Multimodality refers to AI systems that can take in or produce more than one kind of data - text, images, audio, or video - rather than being confined to a single modality. A multimodal model can, for instance, look at a photograph and answer questions about it, read a chart and summarize it, or transcribe speech and respond. The defining feature is that different data types are handled within one model that has learned how they relate.

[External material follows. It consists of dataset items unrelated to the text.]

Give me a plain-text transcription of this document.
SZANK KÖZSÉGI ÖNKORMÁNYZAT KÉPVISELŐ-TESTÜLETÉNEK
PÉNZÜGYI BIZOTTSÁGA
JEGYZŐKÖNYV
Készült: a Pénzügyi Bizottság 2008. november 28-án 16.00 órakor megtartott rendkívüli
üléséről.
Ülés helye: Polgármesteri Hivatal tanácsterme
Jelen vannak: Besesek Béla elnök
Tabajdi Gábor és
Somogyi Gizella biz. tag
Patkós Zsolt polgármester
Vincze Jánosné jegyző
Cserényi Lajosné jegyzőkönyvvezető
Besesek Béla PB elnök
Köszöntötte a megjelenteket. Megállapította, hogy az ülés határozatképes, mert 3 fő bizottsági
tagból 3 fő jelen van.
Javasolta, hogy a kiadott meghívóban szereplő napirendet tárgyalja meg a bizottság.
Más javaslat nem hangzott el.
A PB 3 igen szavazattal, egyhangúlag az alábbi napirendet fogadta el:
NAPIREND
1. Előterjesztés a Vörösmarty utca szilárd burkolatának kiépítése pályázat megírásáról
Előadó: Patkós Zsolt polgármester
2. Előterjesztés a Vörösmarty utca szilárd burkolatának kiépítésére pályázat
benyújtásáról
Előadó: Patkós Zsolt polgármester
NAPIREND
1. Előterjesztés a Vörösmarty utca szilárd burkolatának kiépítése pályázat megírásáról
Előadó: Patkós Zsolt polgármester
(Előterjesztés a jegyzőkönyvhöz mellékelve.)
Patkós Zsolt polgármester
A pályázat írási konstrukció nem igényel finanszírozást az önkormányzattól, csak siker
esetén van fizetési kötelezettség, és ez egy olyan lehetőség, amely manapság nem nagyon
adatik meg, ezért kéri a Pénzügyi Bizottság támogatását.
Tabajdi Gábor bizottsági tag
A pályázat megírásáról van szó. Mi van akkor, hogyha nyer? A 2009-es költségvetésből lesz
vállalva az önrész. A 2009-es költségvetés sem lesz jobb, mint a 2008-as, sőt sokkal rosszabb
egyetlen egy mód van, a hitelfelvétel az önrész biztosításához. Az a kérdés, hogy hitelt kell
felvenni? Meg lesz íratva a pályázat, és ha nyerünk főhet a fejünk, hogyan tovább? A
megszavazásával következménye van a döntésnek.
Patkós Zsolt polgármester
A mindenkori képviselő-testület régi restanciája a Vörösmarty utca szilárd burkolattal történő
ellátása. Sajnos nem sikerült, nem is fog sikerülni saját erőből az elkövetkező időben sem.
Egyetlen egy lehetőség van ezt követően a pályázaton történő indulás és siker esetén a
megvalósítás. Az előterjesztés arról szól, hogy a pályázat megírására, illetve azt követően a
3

A foundational primary is the 2021 CLIP paper, “Learning Transferable Visual Models From Natural Language Supervision” by Alec Radford and colleagues at OpenAI. CLIP was trained on 400 million image-and-caption pairs gathered from the internet, learning by “predicting which caption goes with which image.” The result was a model that maps pictures and the words describing them into a shared representation, so the system can recognize visual concepts it was never explicitly trained to classify - the paper showed it matching a strong baseline on ImageNet “without using any of its 1.28 million training examples.” This idea of aligning images and text in one space underpins much of the multimodal AI that followed.
Since CLIP, multimodality has become a default expectation for frontier models. Today’s leading systems routinely accept image input alongside text, and related lines of work cover audio (speech recognition and generation) and image or video creation. The common thread is teaching one model to bridge modalities rather than stitching together separate single-purpose tools.
Why business readers should care: multimodality widens the set of real-world problems AI can touch - reading documents and receipts, inspecting product photos, analyzing diagrams, handling voice. Many high-value business inputs are not plain text, so a model’s ability to work with images and other formats often determines whether it fits your actual workflow.